On 11/03/2023 14:16, Nick Howitt wrote:
> On Saturday, 11 March 2023 at 10:25:45 UTC, YTC#1 wrote:
>> On 02/03/2023 11:21, Nick Howitt wrote:
>>> Newbe to the group here and very new to Solaris as well
>> And b now you will have seen that it does not get a lot of traffic here :-(
>>>
>>> I am trying to set up smb shares such that one user is "backup operator" so can back up all files in a share whether or not he has access to the files. The server is in WORKGROUP mode.
>>>
>>> I have added a enabled user, adjusted pamd/other and reset their password:
>>> smbadm enable-user myuser
>>> smbadm add-member -m myuser "backup operators"
>>>
>>> But the user still cannot read files he does not have access to in the underlying zfs file system.
>>>
>>> I have also tried creating my own group with backup permissions:
>>> smbadm create-group -d "Backup" mybackup
>>> smbadm set-group -p backup=on mybackup
>>> smbadm add-member -m myuser mybackup
>>>
>>> This also does not appear to work. Can it ever work? If so, how?

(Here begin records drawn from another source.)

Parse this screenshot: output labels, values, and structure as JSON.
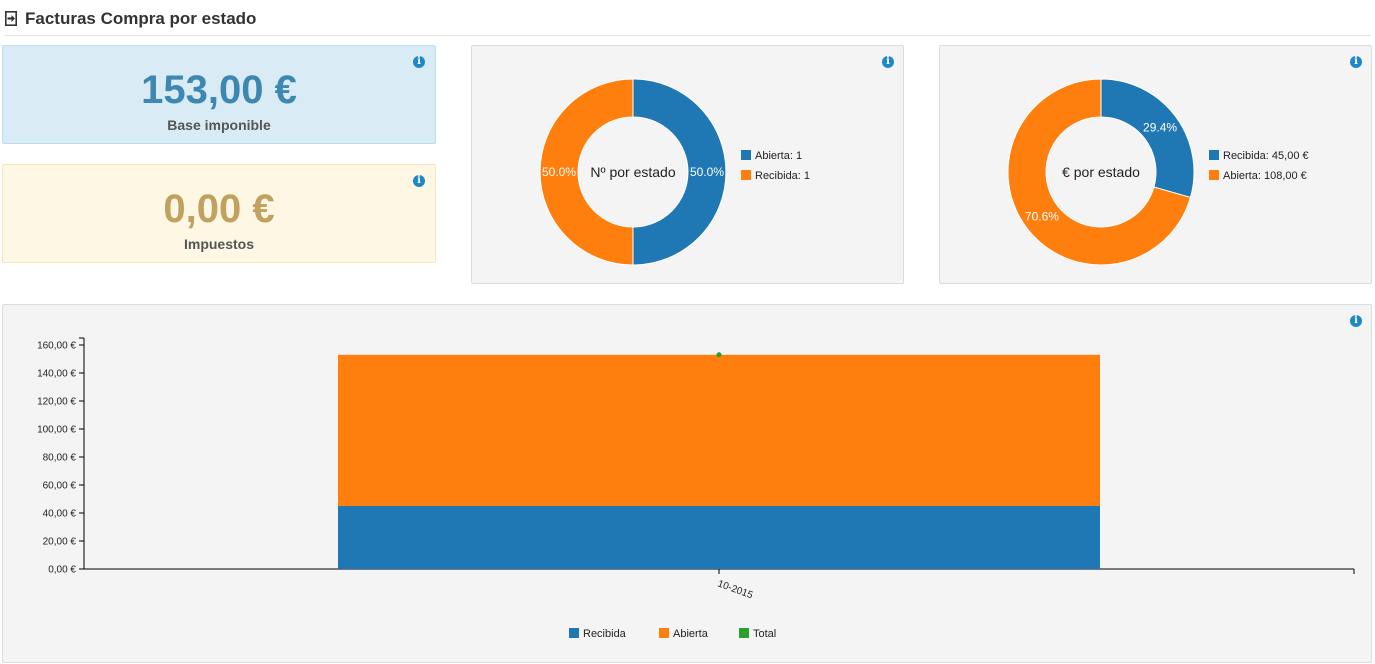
{
  "header": {
    "title": "Facturas Compra por estado",
    "icon": "sign-in-icon"
  },
  "stats": {
    "base": {
      "value": "153,00 €",
      "label": "Base imponible",
      "color": "#3d87b0"
    },
    "tax": {
      "value": "0,00 €",
      "label": "Impuestos",
      "color": "#c0a15d"
    }
  },
  "info_glyph": "i",
  "chart_data": [
    {
      "type": "pie",
      "center_label": "Nº por estado",
      "slices": [
        {
          "name": "Abierta",
          "value": 1,
          "percent_label": "50.0%",
          "legend_label": "Abierta: 1",
          "color": "#1f77b4"
        },
        {
          "name": "Recibida",
          "value": 1,
          "percent_label": "50.0%",
          "legend_label": "Recibida: 1",
          "color": "#ff7f0e"
        }
      ]
    },
    {
      "type": "pie",
      "center_label": "€ por estado",
      "slices": [
        {
          "name": "Recibida",
          "value": 45,
          "percent_label": "29.4%",
          "legend_label": "Recibida: 45,00 €",
          "color": "#1f77b4"
        },
        {
          "name": "Abierta",
          "value": 108,
          "percent_label": "70.6%",
          "legend_label": "Abierta: 108,00 €",
          "color": "#ff7f0e"
        }
      ]
    },
    {
      "type": "bar",
      "stacked": true,
      "categories": [
        "10-2015"
      ],
      "series": [
        {
          "name": "Recibida",
          "values": [
            45
          ],
          "color": "#1f77b4",
          "kind": "bar"
        },
        {
          "name": "Abierta",
          "values": [
            108
          ],
          "color": "#ff7f0e",
          "kind": "bar"
        },
        {
          "name": "Total",
          "values": [
            153
          ],
          "color": "#2ca02c",
          "kind": "point"
        }
      ],
      "ylim": [
        0,
        165
      ],
      "yticks": [
        {
          "value": 0,
          "label": "0,00 €"
        },
        {
          "value": 20,
          "label": "20,00 €"
        },
        {
          "value": 40,
          "label": "40,00 €"
        },
        {
          "value": 60,
          "label": "60,00 €"
        },
        {
          "value": 80,
          "label": "80,00 €"
        },
        {
          "value": 100,
          "label": "100,00 €"
        },
        {
          "value": 120,
          "label": "120,00 €"
        },
        {
          "value": 140,
          "label": "140,00 €"
        },
        {
          "value": 160,
          "label": "160,00 €"
        }
      ],
      "legend": [
        "Recibida",
        "Abierta",
        "Total"
      ],
      "legend_position": "bottom"
    }
  ]
}
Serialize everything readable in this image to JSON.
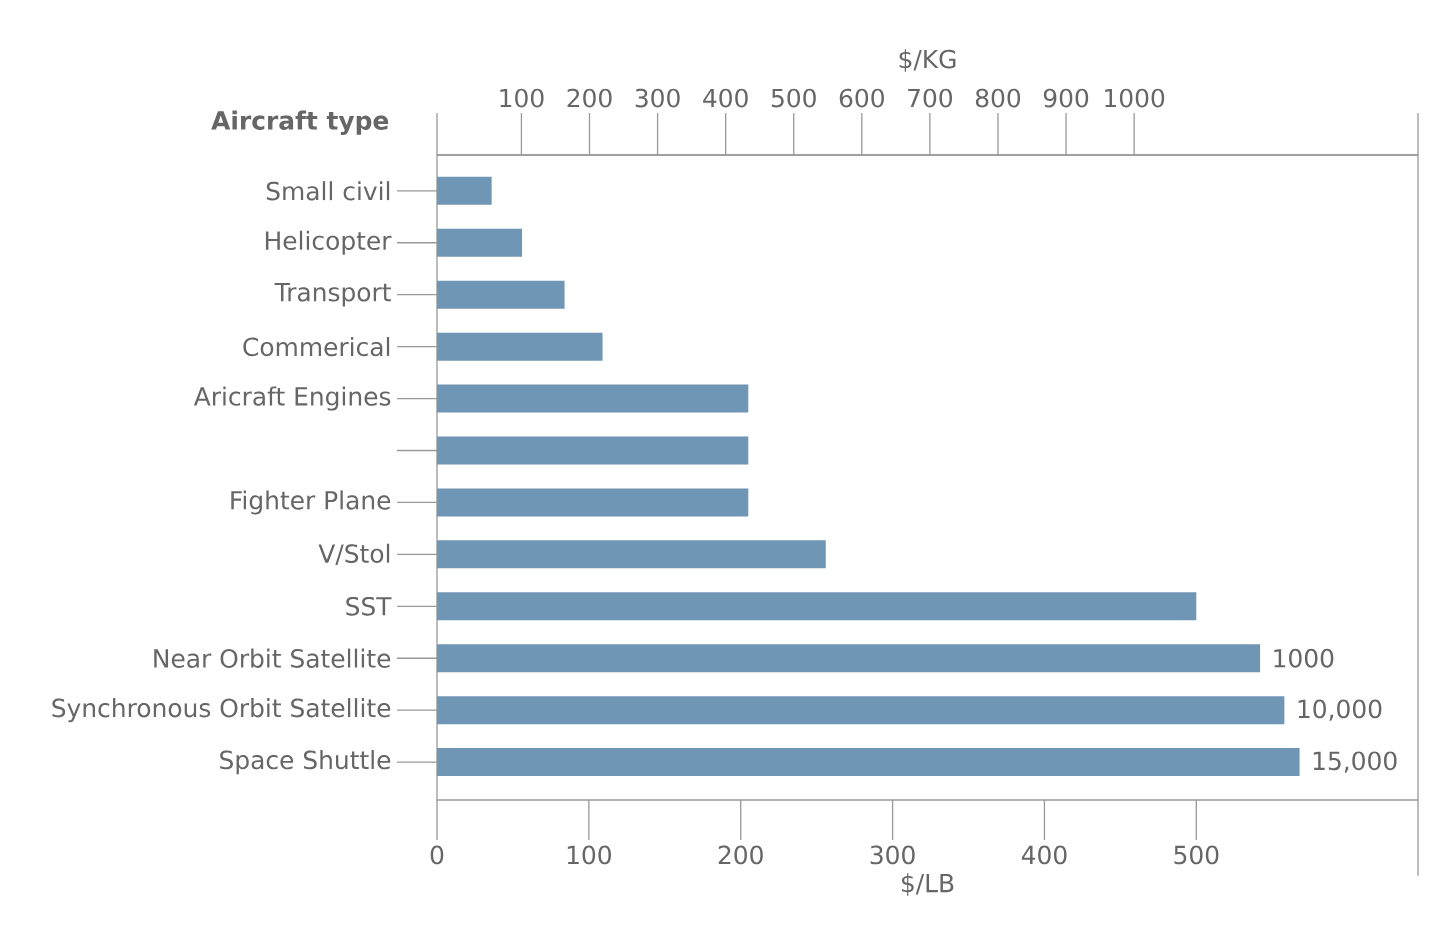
{
  "chart_data": {
    "type": "bar",
    "orientation": "horizontal",
    "ylabel": "Aircraft type",
    "xlabel": "$/LB",
    "x2label": "$/KG",
    "categories": [
      "Small civil",
      "Helicopter",
      "Transport",
      "Commerical",
      "Aricraft Engines",
      null,
      "Fighter Plane",
      "V/Stol",
      "SST",
      "Near Orbit Satellite",
      "Synchronous Orbit Satellite",
      "Space Shuttle"
    ],
    "values": [
      36,
      56,
      84,
      109,
      205,
      205,
      205,
      256,
      500,
      542,
      558,
      568
    ],
    "annotations": [
      {
        "text": "1000",
        "x": 542,
        "y": "Near Orbit Satellite"
      },
      {
        "text": "10,000",
        "x": 558,
        "y": "Synchronous Orbit Satellite"
      },
      {
        "text": "15,000",
        "x": 568,
        "y": "Space Shuttle"
      }
    ],
    "color": "#7096b5",
    "xlim": [
      0,
      646
    ],
    "xticks": [
      0,
      100,
      200,
      300,
      400,
      500
    ],
    "x2lim": [
      -24,
      1417
    ],
    "x2ticks": [
      100,
      200,
      300,
      400,
      500,
      600,
      700,
      800,
      900,
      1000
    ]
  }
}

>> Been a while since I did anythng with SMB and Solaris, but yes it does work.
>>
>> Best place to start will probably be here
>>
https://docs.oracle.com/en/operating-systems/solaris/oracle-solaris/11.4/manage-smb/managing-smb-shares.html
>
> Thanks for the reply. I am coming to the conclusion that it works but my testing/assumptions were faulty. I have been following the article you linked to.
>
> The problem, I think, was my testing. I was testing by trying to copy a file out to my desktop using Windows Explorer but it fails. I then eventually tested with the company backup solution, Arcserve, and it worked. This suggests to me that in Windows a file backup operation is different from a copy operation. I am not sure otherwise why it works with one method and not the other. I got it working using the built-in "backup operators" so I didn't bother going down the custom group method.